Dear Friends,
To be born is to appear in this world in a certain context and with certain gifts. This context and these gifts impose responsibilities on us.
As a dear teacher told me, “There are certain things only you can do, so you must do them, even if you don’t want to”.
When the gifts are great, so may be our resistance. Robert Bly points out that Winston Churchill, as a boy, stuttered! Something within him knew he would need to speak of “blood, sweat, and tears”.
A common way of resisting one’s own birth is in devotion to the birth of others. We think, “I must draw myself in so they have space”.
At a certain point, we say, “The hell with it — I will live. Within this cosmos is a region which is mine; I will defend its borders — will defend my mind, body, house, and people”.
That said, what does it mean to wish for death as does the poet in “Irish Love Song?”
Would God I were the tender apple blossom
That floats and falls from off the twisted bough
To lie and faint within your silken bosom
Within your silken bosom as that does now.
Or would I were a little burnish'd apple
For you to pluck me, gliding by so cold
While sun and shade your robe of lawn will dapple
Your robe of lawn, and your hair's spun gold.
Yea, would to God I were among the roses
That lean to kiss you as you float between
While on the lowest branch a bud uncloses
A bud uncloses, to touch you, queen.
Nay, since you will not love, would I were growing
A happy daisy, in the garden path
That so your silver foot might press me going
Might press me going even unto death.
This is a poem of love, not for an earthly woman, but for the Muse — that higher being through whom my destiny descends, that vessel through whom my essence is infused. With her, my duty is not to defend the walls, but to surrender the keep. To faint within her bosom, to die beneath her foot is to live.
Irish Love Song
Music: “Londonderry Air”, Traditional; Lyric: Katharine Tynan Hinkson (1859 — 1931)

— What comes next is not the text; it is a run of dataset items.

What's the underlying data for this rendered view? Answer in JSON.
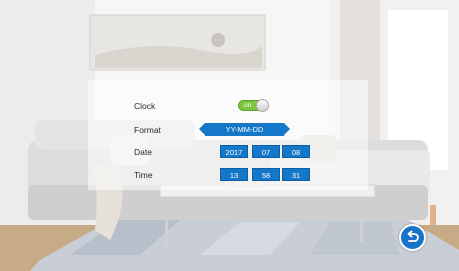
{
  "settings": {
    "clock": {
      "label": "Clock",
      "toggle_text": "on"
    },
    "format": {
      "label": "Format",
      "value": "YY-MM-DD"
    },
    "date": {
      "label": "Date",
      "year": "2017",
      "month": "07",
      "day": "08"
    },
    "time": {
      "label": "Time",
      "hour": "13",
      "minute": "58",
      "second": "31"
    }
  },
  "controls": {
    "back_icon": "return-arrow-icon"
  },
  "colors": {
    "accent": "#1577c8",
    "toggle_on": "#7ec43f"
  }
}
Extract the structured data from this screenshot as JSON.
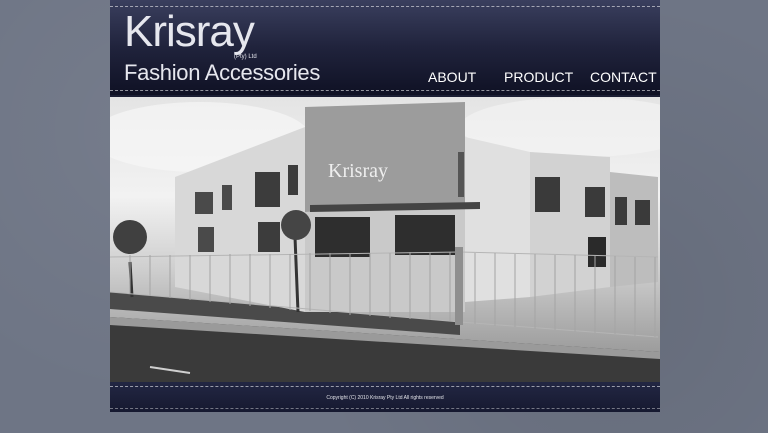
{
  "brand": {
    "name": "Krisray",
    "pty": "(Pty) Ltd",
    "tagline": "Fashion Accessories",
    "building_sign": "Krisray"
  },
  "nav": {
    "items": [
      {
        "label": "ABOUT"
      },
      {
        "label": "PRODUCT"
      },
      {
        "label": "CONTACT"
      }
    ]
  },
  "footer": {
    "copyright": "Copyright (C) 2010 Krisray Pty Ltd All rights reserved"
  },
  "colors": {
    "background": "#6e7585",
    "header_dark": "#1b1e33",
    "text_light": "#ffffff"
  }
}
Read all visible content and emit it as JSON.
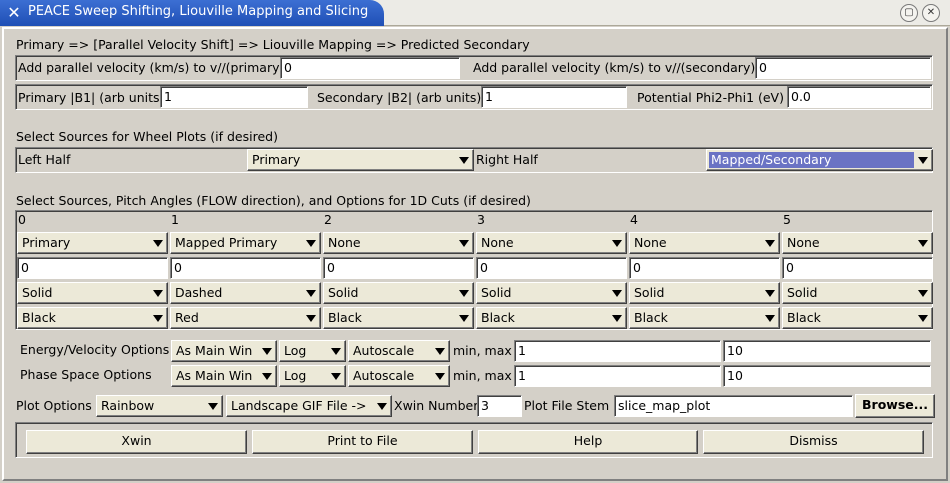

Arranged and performed by Ishmael Wallace, tenor and pianist
Thank you so much.
With every good wish,
Ishmael
In The White Goddess, Robert Graves describes the Muse:
“The Goddess is a lovely, slender woman with a hooked nose, deathly pale face, lips red as rowan-berries, startlingly blue eyes and long fair hair; she will suddenly transform herself into sow, mare, bitch, vixen, she-ass, weasel, serpent, owl, she-wolf, tigress, mermaid or loathsome hag. Her names and titles are innumerable. In ghost stories she often figures as 'The White Lady', and in ancient religions, from the British Isles to the Caucasus, as the 'White Goddess'. I cannot think of any true poet from Homer onwards who has not independently recorded his experience of her. The test of a poet's vision, one might say, is the accuracy of his portrayal of the White Goddess and of the island over which she rules. The reason why the hairs stand on end, the eyes water, the throat is constricted, the skin crawls and a shiver runs down the spine when one writes or reads a true poem is that a true poem is necessarily an invocation of the White Goddess, or Muse, the Mother of All Living, the ancient power of fright and lust—the female spider or the queen-bee whose embrace is death.”